THE Chief Inspector of the City's Sanitary Department was born in Glasgow on the 24th of April, 1854. His father (also Peter Fyfe) was a lithographer in the city. He died early, and the family thereafter resided successively at Ashton, Gourock, and at Pollokshields. Mr. Fyfe received his education at Gourock Parish School and Glasgow Academy, then situated in Elmbank Street. In 1868 he was offered the choice of a practical training in his uncle's iron foundry, or the usual course at Glasgow University, in order to study for one of the professions. He accepted the former, and spent two years in learning foundry moulding and pattern-making, at the same time taking evening classes at the Andersonian College in geometry and mathematics under Professor Thorpe, and attending the drawing classes at the School of art in Sauchiehall Street. Having a strong bent for engineering, he, in 1870, became an apprentice in the firm of Messrs. Duncan Stewart & Co., London Road Iron Works, where, during the following six years, he passed through all the shops, including the drawing office. At the end of this time, viz., in 1876, he went for a short tour in the United States. On his return he became chief draughtsman to the well-known firm of crane-makers, Messrs. Alexander Chaplin & Co., in Cranstonhill; and three years thereafter, at the end of 1879, entered the service of the Corporation as engineer to the Cleansing Department, then under the supervision of Mr. John Young. It was in that year that this department, having just completed the purchase of the site of the old Glasgow Iron Co.'s works at Charles Street, St. Rollox, took its first great step forward - treatment of the city refuse by machinery.

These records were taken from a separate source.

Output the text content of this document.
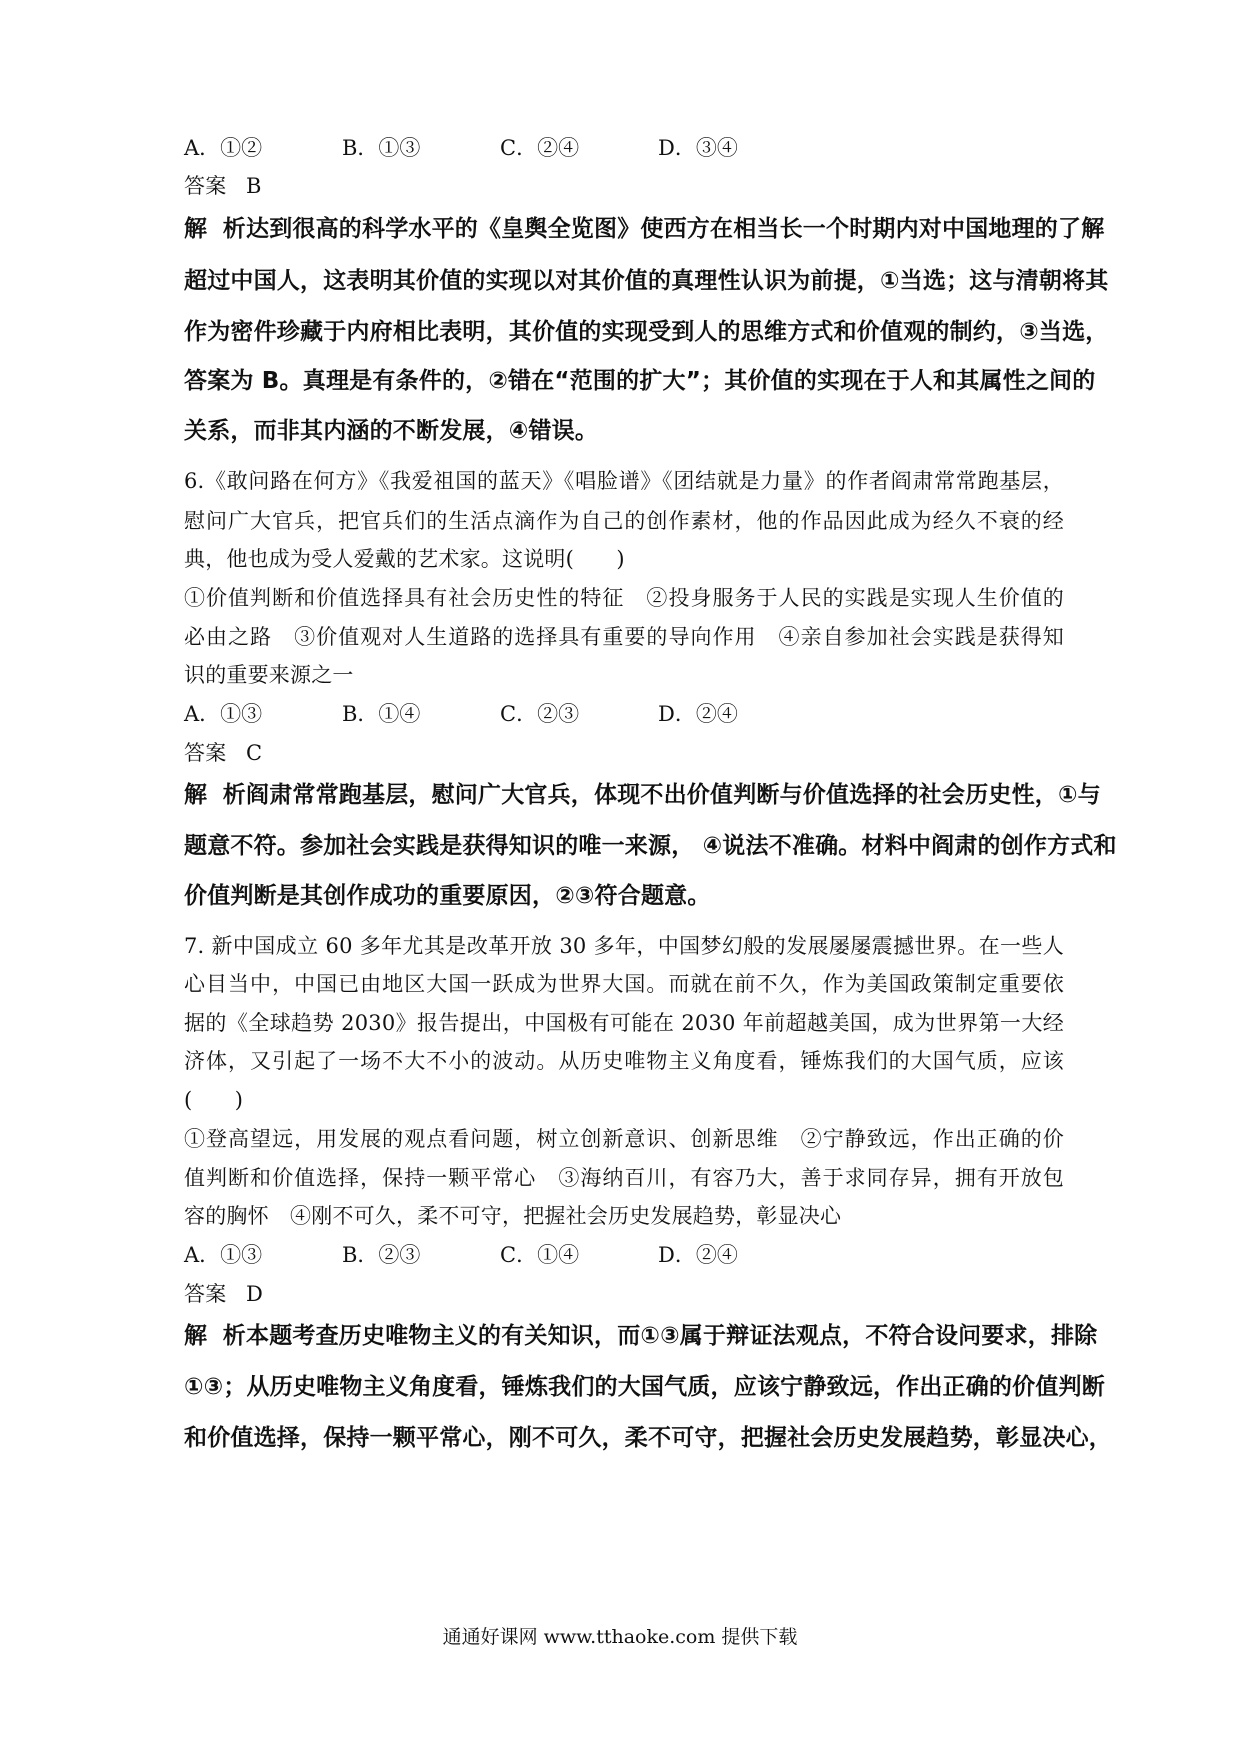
A．①②	B．①③	C．②④	D．③④
答案 B
解析达到很高的科学水平的《皇舆全览图》使西方在相当长一个时期内对中国地理的了解
超过中国人，这表明其价值的实现以对其价值的真理性认识为前提，①当选；这与清朝将其
作为密件珍藏于内府相比表明，其价值的实现受到人的思维方式和价值观的制约，③当选，
答案为 B。真理是有条件的，②错在“范围的扩大”；其价值的实现在于人和其属性之间的
关系，而非其内涵的不断发展，④错误。
6.《敢问路在何方》《我爱祖国的蓝天》《唱脸谱》《团结就是力量》的作者阎肃常常跑基层，
慰问广大官兵，把官兵们的生活点滴作为自己的创作素材，他的作品因此成为经久不衰的经
典，他也成为受人爱戴的艺术家。这说明(　　)
①价值判断和价值选择具有社会历史性的特征　②投身服务于人民的实践是实现人生价值的
必由之路　③价值观对人生道路的选择具有重要的导向作用　④亲自参加社会实践是获得知
识的重要来源之一
A．①③	B．①④	C．②③	D．②④
答案 C
解析阎肃常常跑基层，慰问广大官兵，体现不出价值判断与价值选择的社会历史性，①与
题意不符。参加社会实践是获得知识的唯一来源， ④说法不准确。材料中阎肃的创作方式和
价值判断是其创作成功的重要原因，②③符合题意。
7. 新中国成立 60 多年尤其是改革开放 30 多年，中国梦幻般的发展屡屡震撼世界。在一些人
心目当中，中国已由地区大国一跃成为世界大国。而就在前不久，作为美国政策制定重要依
据的《全球趋势 2030》报告提出，中国极有可能在 2030 年前超越美国，成为世界第一大经
济体，又引起了一场不大不小的波动。从历史唯物主义角度看，锤炼我们的大国气质，应该
(　　)
①登高望远，用发展的观点看问题，树立创新意识、创新思维　②宁静致远，作出正确的价
值判断和价值选择，保持一颗平常心　③海纳百川，有容乃大，善于求同存异，拥有开放包
容的胸怀　④刚不可久，柔不可守，把握社会历史发展趋势，彰显决心
A．①③	B．②③	C．①④	D．②④
答案 D
解析本题考查历史唯物主义的有关知识，而①③属于辩证法观点，不符合设问要求，排除
①③；从历史唯物主义角度看，锤炼我们的大国气质，应该宁静致远，作出正确的价值判断
和价值选择，保持一颗平常心，刚不可久，柔不可守，把握社会历史发展趋势，彰显决心，
通通好课网 www.tthaoke.com 提供下载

    This was the turning point in Mr. Fyfe's career. The firm of Alexander Chaplin & Co. shortly after this was practically dissolved, both the partners having died; and the manager proposed to Mr. Fyfe that he should join him in taking over the assets of that firm, with a view to begin as engineers on their own account under the old name. But as he had started with his designs for the buildings and necessary furnaces and machinery for the St. Rollox Refuse Despatch Works, Mr. Fyfe felt loath to relinquish the undertaking; and, notwithstanding the tempting offer of a partnership in a going engineering concern, decided to abide in the Corporation service. Towards the end of 1885 Chief Sanitary Inspector Kenneth Macleod died, and Mr. Fyfe was selected out of 69 applicants to fill the vacant office. Since then he has laboured in his native city as the Sanitary Chief, and under him the department has grown steadily. In 1885 the total number of the staff and assistants was 84; now they number 244.
    He has written a large number of pamphlets on sanitary and public health subjects; was President of the Sanitary Association of Scotland in 1890, and shortly thereafter was ordained a Fellow of the Royal Society of Edinburgh and a Member Associate of the Société Française d'Hygiène. He has some repute as a chess player and composer of chess problems, and in 1883 discovered a new method of opening this intricate game which has been named "the Fyfe gambit." He is a reader of classic poetry, and has on some occasions courted the muse, although anything in this line which has been published always appeared over a nom-de-plume until his drama "Kedar" saw the light in 1906. He has figured on many platforms throughout the country as a lecturer, and is identified with the problems of the housing of the poor and the abolition of the smoke nuisance. Among the many subjects with which he has dealt in the press and on the platform have been "Sewage of the Air," "A City's Health and how it is Preserved," "Building Construction in relation to Public Health," "Back Lands and their Inhabitants," and "Farmed-out Houses."
    A large part of the wonderful health which Glasgow now enjoys is to be attributed to the ingenuity, painstaking skill, and organising powers of Mr. Fyfe.